Voici l’indice de la Fédération nationale des entreprises indépendantes sur les projets d’embauche pour les trois prochains mois (indiqué en bleu, avancé de six mois et inversé) associé au taux de chômage (indiqué en orange). Les deux ont tendance à évoluer de manière synchronisée.

plans d'embauche du nfib et taux de chômage

Trahan Macro Research LLC/Bullandbearprofits.com



Compte tenu de ces signaux, Wolfenbarger affirme qu’une récession est en route, ainsi qu’un krach boursier. Le S&P 500 vient de retoucher sa moyenne mobile sur 36 mois, signe de danger potentiel dans le passé. Même si le marché n’est pas descendu profondément en dessous de la moyenne mobile en 2020 et 2022, des circonstances fiscales et monétaires extraordinaires ont existé en 2020 et il n’y a pas eu de récession en 2022.

Lorsque le marché a atteint la moyenne mobile en 2001 et 2008, des récessions se sont produites et ont fait chuter le S&P 500 de manière plus significative – autour de 40 à 50 %. Wolfenbarger pense que c’est le scénario susceptible de se produire cette fois-ci.

moyenne mobile s&p 500

Bullandbearprofits.com



« Des indicateurs avancés montrent que le taux de chômage va probablement commencer à augmenter sensiblement prochainement. Ce sera probablement le dernier clou du récit d’un ‘atterrissage en douceur’ de Wall Street, qui fera chuter les actions bien en dessous de la barre des 36 mm », a déclaré Wolfenbarger.

Il a ajouté : « Le marché est plus grand et plus puissant que la Fed et les dégâts ont déjà été causés, provoquant une récession majeure et un marché baissier avec les hausses de taux et l’inversion de la courbe des rendements. Rappelez-vous que la Fed a réduit ses taux au début des années 2000 et en 2008. Les récessions de 2009 et les marchés baissiers et ils n’ont pas pu les empêcher. »

Les vues de Wolfenbarger dans leur contexte

Les prévisionnistes baissiers ont été contraints de ravaler leurs paroles cette année, l’économie ayant résisté à la hausse des taux d’intérêt.

Les économistes de Bank of America, JPMorgan et Pantheon Macronomics sont tous revenus sur leurs appels à la récession ces derniers mois, avec une inflation et un taux de chômage inférieurs à 4 %, une croissance du PIB toujours forte et la Fed ayant apparemment terminé sa hausse.

Mais la fenêtre d’une issue à la récession reste ouverte.
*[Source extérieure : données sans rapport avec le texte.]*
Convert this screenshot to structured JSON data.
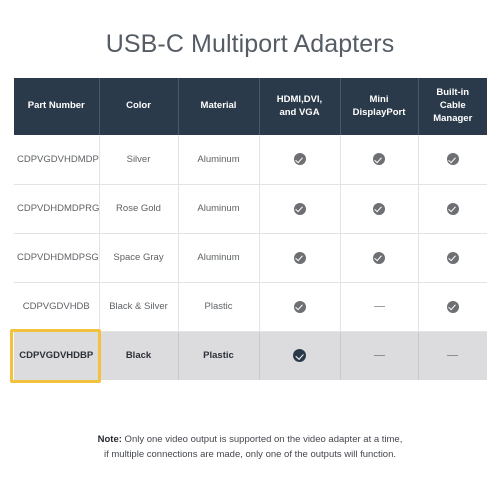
{
  "title": "USB-C Multiport Adapters",
  "colors": {
    "header_bg": "#2b3a4a",
    "highlight_border": "#f2c23e",
    "highlight_row_bg": "#dcdcde",
    "check_gray": "#6d6f72",
    "check_dark": "#2b3a4a",
    "title_text": "#555c66"
  },
  "table": {
    "columns": [
      {
        "label": "Part Number"
      },
      {
        "label": "Color"
      },
      {
        "label": "Material"
      },
      {
        "label": "HDMI,DVI,\nand VGA"
      },
      {
        "label": "Mini\nDisplayPort"
      },
      {
        "label": "Built-in Cable\nManager"
      }
    ],
    "column_labels_lines": [
      [
        "Part Number"
      ],
      [
        "Color"
      ],
      [
        "Material"
      ],
      [
        "HDMI,DVI,",
        "and VGA"
      ],
      [
        "Mini",
        "DisplayPort"
      ],
      [
        "Built-in Cable",
        "Manager"
      ]
    ],
    "rows": [
      {
        "part_number": "CDPVGDVHDMDP",
        "color": "Silver",
        "material": "Aluminum",
        "hdmi_dvi_vga": "check",
        "mini_displayport": "check",
        "built_in_cable_manager": "check",
        "highlighted": false
      },
      {
        "part_number": "CDPVDHDMDPRG",
        "color": "Rose Gold",
        "material": "Aluminum",
        "hdmi_dvi_vga": "check",
        "mini_displayport": "check",
        "built_in_cable_manager": "check",
        "highlighted": false
      },
      {
        "part_number": "CDPVDHDMDPSG",
        "color": "Space Gray",
        "material": "Aluminum",
        "hdmi_dvi_vga": "check",
        "mini_displayport": "check",
        "built_in_cable_manager": "check",
        "highlighted": false
      },
      {
        "part_number": "CDPVGDVHDB",
        "color": "Black & Silver",
        "material": "Plastic",
        "hdmi_dvi_vga": "check",
        "mini_displayport": "dash",
        "built_in_cable_manager": "check",
        "highlighted": false
      },
      {
        "part_number": "CDPVGDVHDBP",
        "color": "Black",
        "material": "Plastic",
        "hdmi_dvi_vga": "check",
        "mini_displayport": "dash",
        "built_in_cable_manager": "dash",
        "highlighted": true
      }
    ]
  },
  "footer": {
    "note_label": "Note:",
    "line1": " Only one video output is supported on the video adapter at a time,",
    "line2": "if multiple connections are made, only one of the outputs will function."
  }
}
Selon Michael Kantrowitz de Piper Sandler, le nombre de demandes de chômage se situe toujours dans une fourchette normale pendant 12 mois suite à une inversion de la courbe des taux. Voici les chiffres du cycle actuel comparés aux inversions et récessions précédentes.

chômage

Piper Sandler



Outre la courbe des rendements et les indicateurs de l’emploi ci-dessus, d’autres indicateurs de récession continuent de laisser présager un ralentissement à venir. L’une d’elles consiste à renforcer les normes de prêt des banques, tant pour les consommateurs que pour les entreprises.
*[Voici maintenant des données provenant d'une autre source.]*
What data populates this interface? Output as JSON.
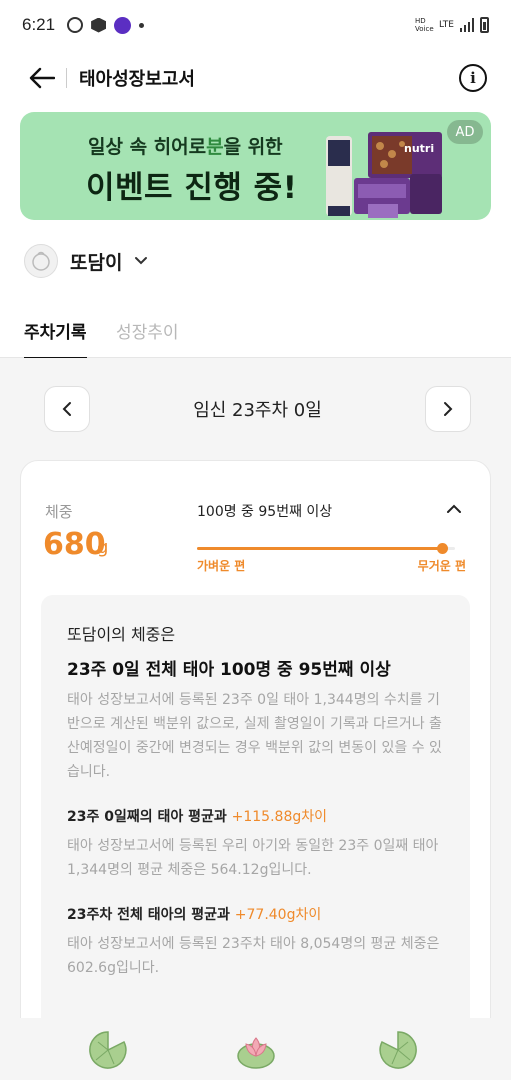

Voici un graphique d’Albert Edwards de la Société Générale montrant le resserrement des normes de prêt pour les petites entreprises, selon la NFIB. Il se situe à des niveaux généralement observés au début d’une récession.

conditions de crédit

société Générale



Un autre exemple est le nombre croissant de faillites parmi les petites entreprises, illustré ci-dessous dans un autre graphique d’Edwards.

faillites

société Générale



Les défauts de paiement sur cartes de crédit sont également en hausse, signe d’un affaiblissement du consommateur.
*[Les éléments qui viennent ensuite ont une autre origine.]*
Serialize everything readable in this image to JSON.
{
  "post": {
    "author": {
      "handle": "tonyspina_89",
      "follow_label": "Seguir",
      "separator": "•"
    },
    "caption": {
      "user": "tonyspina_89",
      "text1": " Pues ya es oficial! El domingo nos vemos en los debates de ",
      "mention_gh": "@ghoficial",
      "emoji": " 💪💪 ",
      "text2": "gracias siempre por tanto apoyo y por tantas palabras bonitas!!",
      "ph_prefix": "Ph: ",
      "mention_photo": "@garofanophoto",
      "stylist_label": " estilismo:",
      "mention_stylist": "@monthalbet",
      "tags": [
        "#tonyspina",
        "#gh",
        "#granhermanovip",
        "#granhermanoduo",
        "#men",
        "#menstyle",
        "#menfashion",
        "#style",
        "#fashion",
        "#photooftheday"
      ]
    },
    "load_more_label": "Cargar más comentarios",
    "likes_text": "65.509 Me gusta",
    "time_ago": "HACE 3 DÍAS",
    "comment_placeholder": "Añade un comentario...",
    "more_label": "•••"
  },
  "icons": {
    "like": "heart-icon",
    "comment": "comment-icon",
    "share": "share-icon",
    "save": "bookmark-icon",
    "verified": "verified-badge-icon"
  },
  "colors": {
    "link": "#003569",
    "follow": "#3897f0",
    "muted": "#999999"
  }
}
défauts de paiement par carte de crédit

Arbre de prêt



Toutefois, aucun de ces indicateurs ne garantit une récession à venir, et les données des mois à venir refléteront la santé de l’économie américaine.

Wolfenbarger a déclaré que le temps moyen nécessaire pour qu’une récession se manifeste après une inversion de la courbe des taux est de 6 à 17 mois. Un an après le début de l’inversion, il a déclaré qu’il s’attendrait à une récession dans les cinq prochains mois. Le temps nous dira si Wolfenbarger ou les haussiers pariant sur un atterrissage en douceur ont raison.

Gn En bus

William Dupuy

Independent political analyst working in this field for 14 years, I analyze political events from a different angle.